My fear for the future is that unrestrained capitalism will be seen as the only solution. When we asked Maya and taxi drivers and retired dancers what needs to happen, their genuine first response is to shrug and not believe anything can get better. When pushed, they point to allowing Cuban exiles to come back and invest, increased investment from Soviet business, and other external investment-oriented solutions, rather than internal investment in production and infrastructure. I’m not a smart-enough economist to understand what can truly lift a country, but I will choose to believe that it can happen while staying true to the revolution’s vision of serving ALL Cubans without the rapidly-increasing wealth gap that is the hallmark injustice of the United States and many other “developed” nations.

Tired, not Beaten
This daily Work to Survive, mixed with lack of hope/vision for the future, adds up to a general muted energy everywhere. People aren’t protesting, aren’t debating, aren’t even arguing. Memes are popular with young folk, but not with any call to action or even constructive ideas, just laughing at the situation. The most dissident movement we saw was the use of graffiti to question the gap between what the government says and what reality looks like. It takes the form of a simple equation in black spray paint on walls throughout Havana: 2+2=5?

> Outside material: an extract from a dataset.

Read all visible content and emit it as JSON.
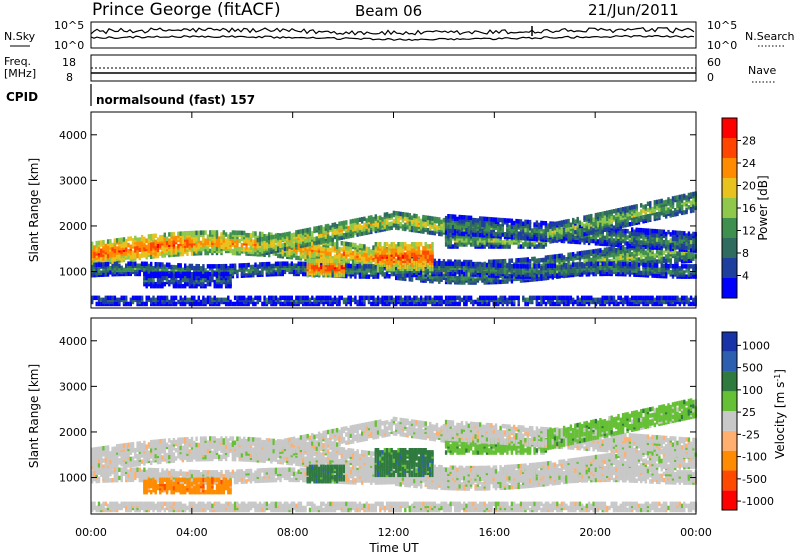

People don’t talk or smile while waiting hours in line-ups every day for the bodega, for the subsidized Coppelia ice-cream (we waited 1 hour and the line-up of 457 people - I circled the entire city block to count - had barely moved), for the overcrowded bus, for drinking water (3 pesos/liter), for a free health check-up. Maya’s mother - a senior with heart problems - waits 3 hours a day for her bread and supplies. She is too tired to be a chatterbox, too discouraged to see the bright side of community-building in a water line like I used to enjoy in Tanzania. She just wants to get her damn water and get home. Maybe tomorrow there will be beans in the bodega.